Book Review: The Headmaster's Wife

The Headmaster’s Wife

Thomas Christopher Greene

Thomas Dunne Books, 2014 

The arresting visual at the beginning of Thomas Christopher Greene’s latest novel, a 57-year-old man walking calmly through Central Park in winter with no clothes on, grips the reader and propels The Headmaster’s Wife forward with completely confident ease. This is an hour’s read of an eminently enjoyable variety, a throwback to the best of Marquand and Auchincloss.

The man in the park is Arthur Winthrop, the headmaster of the Lancaster School, an exclusive prep academy in Vermont where his father was headmaster before him (and where he’d like his son Ethan to headmaster after him, except that Ethan has joined the military and shipped out to the war in Iraq). When the police take Arthur Winthrop into custody and begin questioning him, a story comes pouring out of him, a story of wandering, comprehensive detail. Winthrop is a touchy, defensive character, full of doubt and self-recrimination, like when he reflects on his fund-raising efforts among the “well-heeled alumni” at the Lancaster Club in Manhattan:

I have been doing this a long time, you see, but sometimes I still feel like a fraud. I do not know if I really ever wanted to be head of school. I am not my father, and my son is not I. The older alums still compare me to my father, and I know they find me wanting. I am not starchy enough, perhaps, a pale imitation of the old man’s greatness.

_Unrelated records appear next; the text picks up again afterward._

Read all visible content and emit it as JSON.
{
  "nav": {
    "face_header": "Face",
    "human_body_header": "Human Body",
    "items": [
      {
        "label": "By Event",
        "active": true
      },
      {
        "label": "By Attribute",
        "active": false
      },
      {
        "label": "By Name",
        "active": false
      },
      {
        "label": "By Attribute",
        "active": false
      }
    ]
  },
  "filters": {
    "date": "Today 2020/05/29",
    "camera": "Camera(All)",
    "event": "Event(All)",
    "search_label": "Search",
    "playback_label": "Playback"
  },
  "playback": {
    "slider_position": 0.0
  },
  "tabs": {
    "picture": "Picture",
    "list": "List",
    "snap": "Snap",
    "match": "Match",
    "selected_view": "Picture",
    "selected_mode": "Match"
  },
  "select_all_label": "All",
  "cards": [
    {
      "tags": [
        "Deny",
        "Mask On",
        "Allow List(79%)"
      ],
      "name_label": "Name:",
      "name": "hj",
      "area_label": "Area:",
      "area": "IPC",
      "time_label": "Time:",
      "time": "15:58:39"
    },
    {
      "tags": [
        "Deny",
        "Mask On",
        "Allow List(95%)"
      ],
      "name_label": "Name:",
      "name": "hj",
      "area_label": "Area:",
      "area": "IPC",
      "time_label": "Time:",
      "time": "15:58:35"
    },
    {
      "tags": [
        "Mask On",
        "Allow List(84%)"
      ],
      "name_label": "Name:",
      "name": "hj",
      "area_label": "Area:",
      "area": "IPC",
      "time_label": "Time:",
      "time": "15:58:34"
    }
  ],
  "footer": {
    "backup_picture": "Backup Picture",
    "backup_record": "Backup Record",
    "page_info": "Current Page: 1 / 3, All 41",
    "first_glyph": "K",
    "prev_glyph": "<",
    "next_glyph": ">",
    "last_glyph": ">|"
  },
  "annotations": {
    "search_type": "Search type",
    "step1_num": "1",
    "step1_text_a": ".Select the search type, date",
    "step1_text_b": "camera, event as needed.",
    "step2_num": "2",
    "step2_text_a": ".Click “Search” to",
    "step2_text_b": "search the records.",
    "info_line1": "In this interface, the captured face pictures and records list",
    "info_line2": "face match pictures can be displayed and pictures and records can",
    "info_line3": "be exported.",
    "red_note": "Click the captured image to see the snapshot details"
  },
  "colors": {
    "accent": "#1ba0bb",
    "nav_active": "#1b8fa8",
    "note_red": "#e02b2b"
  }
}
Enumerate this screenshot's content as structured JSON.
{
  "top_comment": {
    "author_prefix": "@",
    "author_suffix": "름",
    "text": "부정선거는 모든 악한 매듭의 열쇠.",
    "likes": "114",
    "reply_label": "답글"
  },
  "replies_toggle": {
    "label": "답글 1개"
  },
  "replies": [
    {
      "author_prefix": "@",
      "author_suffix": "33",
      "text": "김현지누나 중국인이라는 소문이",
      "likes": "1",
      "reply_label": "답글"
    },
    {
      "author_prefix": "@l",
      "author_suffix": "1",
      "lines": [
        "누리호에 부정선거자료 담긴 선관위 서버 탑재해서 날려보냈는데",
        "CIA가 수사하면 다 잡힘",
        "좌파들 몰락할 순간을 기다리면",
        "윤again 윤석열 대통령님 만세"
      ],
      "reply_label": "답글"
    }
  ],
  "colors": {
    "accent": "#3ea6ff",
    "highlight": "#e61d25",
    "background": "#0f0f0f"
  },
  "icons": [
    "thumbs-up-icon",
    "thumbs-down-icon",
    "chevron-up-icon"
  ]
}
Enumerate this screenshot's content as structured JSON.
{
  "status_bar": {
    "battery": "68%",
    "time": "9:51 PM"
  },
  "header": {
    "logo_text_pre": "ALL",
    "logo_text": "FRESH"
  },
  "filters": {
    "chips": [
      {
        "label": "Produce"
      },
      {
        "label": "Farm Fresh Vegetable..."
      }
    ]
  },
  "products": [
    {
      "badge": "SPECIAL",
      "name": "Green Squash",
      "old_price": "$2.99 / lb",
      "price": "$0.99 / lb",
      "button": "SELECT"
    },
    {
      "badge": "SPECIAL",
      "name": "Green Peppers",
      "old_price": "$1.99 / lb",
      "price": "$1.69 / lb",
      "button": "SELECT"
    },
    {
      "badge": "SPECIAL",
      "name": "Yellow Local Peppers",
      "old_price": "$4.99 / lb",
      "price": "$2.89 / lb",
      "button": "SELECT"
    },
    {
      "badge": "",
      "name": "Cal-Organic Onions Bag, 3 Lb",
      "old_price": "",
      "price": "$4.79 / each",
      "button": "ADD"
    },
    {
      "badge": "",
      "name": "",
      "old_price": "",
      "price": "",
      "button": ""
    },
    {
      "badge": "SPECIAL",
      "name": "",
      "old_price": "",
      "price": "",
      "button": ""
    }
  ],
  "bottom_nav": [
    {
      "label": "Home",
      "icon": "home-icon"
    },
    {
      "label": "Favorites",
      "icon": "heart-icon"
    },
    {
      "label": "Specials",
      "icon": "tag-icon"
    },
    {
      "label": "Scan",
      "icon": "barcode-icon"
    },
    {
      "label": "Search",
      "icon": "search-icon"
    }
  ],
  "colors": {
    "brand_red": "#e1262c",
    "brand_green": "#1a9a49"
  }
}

The story he tells in the book’s first third is repulsively fascinating: he falls in love with an eighteen-year-old student named Betsy and instead of controlling himself gives himself entirely over to the process, trying clumsily to learn an entire alien vocabulary:

It dawns on me that the language of love, the very word, love, may not be the lingua franca of her generation. Maybe no one talks about love anymore, maybe there is some other language I am not privy to. Everything grows coarser over time, less subtle. There is no mysticism anymore. Perhaps love is too high-minded.

The police questioning Arthur Winthrop gently doubt the strength of any connection between somebody eighteen years old and somebody almost sixty, and the more adamant Winthrop is about it all, the more expertly Greene stirs those same doubts in the minds of his readers. Long before the naked man’s confession comes to its shattering conclusion (and ushers in the lightning-fast remainder of the novel, which takes its off-balance readers on a perfectly-modulated sprint from confusion to heartbreak), it’s obvious that a great deal more is going on than Winthrop either knows or is willing to admit. But for the main body of his narrative, there’s only the glowing self-delusion of a middle-aged man, a man who boils with jealousy at the mere memory of Betsy’s college-aged suitor Russell Hurley:

I am a teenager again. You think this door is closed to you. You think you will never feel the hurt of first love again, and then here it is, a kick to your groin so swift it takes your breath away. Now, I am not a violent man, but I will confess that I have some awful thoughts. I want Russell to disappear. I take that back – I only want Betsy, the promise of what we started that night in the hotel room. I want to make love to her again, to taste her skin on my tongue, to feel the warmth of her breath, her mouth.

The wrong Winthrop perpetrates against Russell is almost as bad as the many wrongs he commits against Betsy, and the whole of his story alters dramatically in the book’s second and third sections, once the focus of the storytelling changes and once the spotlight shifts to the “headmaster’s wife” of the title. Greene has a carefully-calibrated story to tell in this side-winding novel, and he tells it with consummate skill.